With every muscle strained to its utmost tension they swayed round and round. Macro, seeing the favourable [pg 359]opportunity, called on his men to join in the struggle and secure the entrapped Centurion; but the voice of Tiberius broke in with the brief word ‘Hold.’ They glanced at him in surprise, and saw his uplifted hand and his eyes bent on the wrestlers with eager interest. Nothing loth, therefore, they stood still to watch the issue of the struggle.
The knotted veins, the corded muscles, the mighty strength of the combatants, as they rocked to and fro and panted with terrible efforts, impressed the onlookers with awe, and thrilled them with excitement. The immense Nubian was a mountain of bone and flesh. To move him was like moving a column of the palace. He followed no plan but that of trying to bore down his lighter antagonist by sheer weight and brute force. Martialis felt that these tactics, rude as they were, must finally prevail, if the contest were suffered to go on much longer. Mad with passion, he gathered every atom of his strength and art into a last frenzied effort. Finding it impossible to lift the ponderous, inanimate mass in his arms by main force, he swerved, as quick and sudden as light, and thrust forward his left hip, using it as a fulcrum, over which the astonished slave felt himself whirled from his feet with irresistible force. With his legs flying round in the air, like the spokes of a wheel, he was dashed on the floor with a tremendous concussion, which stunned him and shook the room.
A yell of delirious excitement and triumph rang from the lips of Martialis, and he glanced round, like a tiger at bay, as if for the next victim. But nature has its limits, and the last supreme effort, added to the extraordinary exertion and excitement of the day, had begun to tell even on his frame of iron. As he drew himself back and clenched his hands for a desperate dash, his eyes seem to fill with blood—lights, faces, forms mingled in one confused gleam before him. The exultant shouts of the soldiers, unrepressed by the presence of Caesar, filled his ears like a muffled roar. He swayed dizzily for a brief second or two, and, as he passed his hand across his brow as if to clear his faculties from the mist which confused them, he was buried amid the forms of the soldiers. Their grasp restored him, and he struggled with renewed vigour. Once or twice, as he hurled the men right and left, he seemed on the point of breaking through the heaving mass, [pg 360]but numbers and exhaustion rendered the issue no longer doubtful. The Pretorians, whose feelings rather prompted them to shoulder their officer in triumph, clung tenaciously to him with firm hands.

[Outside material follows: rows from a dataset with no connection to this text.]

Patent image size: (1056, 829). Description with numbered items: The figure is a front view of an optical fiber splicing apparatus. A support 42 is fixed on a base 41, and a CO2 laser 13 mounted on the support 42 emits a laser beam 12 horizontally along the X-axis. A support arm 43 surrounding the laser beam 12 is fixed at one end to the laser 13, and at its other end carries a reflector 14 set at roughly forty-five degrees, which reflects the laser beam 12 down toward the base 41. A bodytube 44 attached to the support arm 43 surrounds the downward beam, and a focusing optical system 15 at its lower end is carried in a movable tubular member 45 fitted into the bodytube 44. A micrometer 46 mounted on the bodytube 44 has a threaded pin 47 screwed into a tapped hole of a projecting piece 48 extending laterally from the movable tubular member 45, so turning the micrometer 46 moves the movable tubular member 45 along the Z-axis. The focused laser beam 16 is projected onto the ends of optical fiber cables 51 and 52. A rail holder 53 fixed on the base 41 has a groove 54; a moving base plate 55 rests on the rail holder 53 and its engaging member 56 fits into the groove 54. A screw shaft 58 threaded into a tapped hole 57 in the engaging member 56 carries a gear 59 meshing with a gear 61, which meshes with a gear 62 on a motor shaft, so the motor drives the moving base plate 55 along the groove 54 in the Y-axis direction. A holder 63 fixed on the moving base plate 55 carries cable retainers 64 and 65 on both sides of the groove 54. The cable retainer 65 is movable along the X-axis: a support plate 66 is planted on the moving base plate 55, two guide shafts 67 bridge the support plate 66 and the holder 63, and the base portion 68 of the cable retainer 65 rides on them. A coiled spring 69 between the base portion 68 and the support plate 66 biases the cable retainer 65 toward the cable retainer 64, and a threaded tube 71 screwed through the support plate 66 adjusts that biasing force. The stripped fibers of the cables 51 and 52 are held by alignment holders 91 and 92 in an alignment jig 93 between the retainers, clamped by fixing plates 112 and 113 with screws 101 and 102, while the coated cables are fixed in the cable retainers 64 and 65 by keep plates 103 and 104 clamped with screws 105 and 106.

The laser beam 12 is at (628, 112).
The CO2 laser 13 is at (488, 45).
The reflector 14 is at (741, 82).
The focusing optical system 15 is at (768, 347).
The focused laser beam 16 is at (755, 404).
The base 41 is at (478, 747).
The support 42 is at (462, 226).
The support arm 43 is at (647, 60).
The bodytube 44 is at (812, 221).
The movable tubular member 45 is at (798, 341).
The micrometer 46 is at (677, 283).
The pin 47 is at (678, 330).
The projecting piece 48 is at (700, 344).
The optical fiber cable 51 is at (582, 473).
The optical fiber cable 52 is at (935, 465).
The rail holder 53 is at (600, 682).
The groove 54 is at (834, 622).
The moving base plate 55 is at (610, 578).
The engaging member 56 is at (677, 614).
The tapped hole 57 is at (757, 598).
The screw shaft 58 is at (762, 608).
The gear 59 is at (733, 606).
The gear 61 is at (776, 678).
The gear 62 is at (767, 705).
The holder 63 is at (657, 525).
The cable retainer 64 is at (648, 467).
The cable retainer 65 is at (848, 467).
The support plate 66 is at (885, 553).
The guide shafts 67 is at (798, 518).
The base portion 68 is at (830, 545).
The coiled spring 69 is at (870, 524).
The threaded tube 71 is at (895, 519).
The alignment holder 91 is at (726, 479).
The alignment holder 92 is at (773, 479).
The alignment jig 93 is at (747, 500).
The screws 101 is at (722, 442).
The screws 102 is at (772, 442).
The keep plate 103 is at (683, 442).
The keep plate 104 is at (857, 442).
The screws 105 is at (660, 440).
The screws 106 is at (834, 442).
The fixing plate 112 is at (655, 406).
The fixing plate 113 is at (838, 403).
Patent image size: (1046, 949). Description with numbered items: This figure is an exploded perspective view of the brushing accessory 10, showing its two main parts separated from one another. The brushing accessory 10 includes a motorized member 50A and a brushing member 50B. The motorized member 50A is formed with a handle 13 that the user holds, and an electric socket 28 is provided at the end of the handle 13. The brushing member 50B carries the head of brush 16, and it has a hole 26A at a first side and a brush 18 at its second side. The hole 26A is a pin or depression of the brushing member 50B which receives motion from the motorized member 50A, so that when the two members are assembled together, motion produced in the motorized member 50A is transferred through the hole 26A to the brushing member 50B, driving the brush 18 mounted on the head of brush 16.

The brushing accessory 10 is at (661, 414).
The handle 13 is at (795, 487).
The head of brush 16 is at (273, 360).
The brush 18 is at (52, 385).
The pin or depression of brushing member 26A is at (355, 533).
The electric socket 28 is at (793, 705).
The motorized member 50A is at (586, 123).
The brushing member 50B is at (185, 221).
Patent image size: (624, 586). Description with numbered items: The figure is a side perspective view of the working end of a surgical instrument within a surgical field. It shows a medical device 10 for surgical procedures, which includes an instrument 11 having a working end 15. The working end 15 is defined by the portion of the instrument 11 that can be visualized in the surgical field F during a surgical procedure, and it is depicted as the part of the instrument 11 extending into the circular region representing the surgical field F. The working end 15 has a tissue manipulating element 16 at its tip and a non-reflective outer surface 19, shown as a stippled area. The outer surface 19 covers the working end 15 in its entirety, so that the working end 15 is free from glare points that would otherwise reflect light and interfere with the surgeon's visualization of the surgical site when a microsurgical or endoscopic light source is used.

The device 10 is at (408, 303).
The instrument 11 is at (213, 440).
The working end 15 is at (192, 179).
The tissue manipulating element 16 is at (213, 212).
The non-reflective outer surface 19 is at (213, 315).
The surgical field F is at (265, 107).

Only too pleased at the bloodless conclusion of the matter, they received their rough handling with good-humoured jokes and entreaties, and used their united strength with a merciful purpose.
At the first chance a belt was passed around their prisoner, and his arms securely buckled to his sides. Then the unfortunate Centurion perceived, at last, that all hope was gone.
‘Caesar! tyrant!’ he foamed, as he struggled frantically with his bonds, ‘why did I not bury my blade in your foul heart and relieve the world? Do your worst with me—I care nothing! But dare not to harm her; she is nobly born and of gentle blood; beware, therefore!’
The Emperor waved his hand. There was only time for one agonising look between the lovers, and the Pretorians hurried their prisoner from the room.
CHAPTER XXIV.
It would have greatly relieved the distracted mind of Martialis, had he known that he occupied the Emperor’s thoughts to a far greater degree than his beloved Neæra. The brilliant beauty and wit of Plautia was too far in the ascendant, at present, in the Imperial heart to admit of a rival, especially one of such a different type.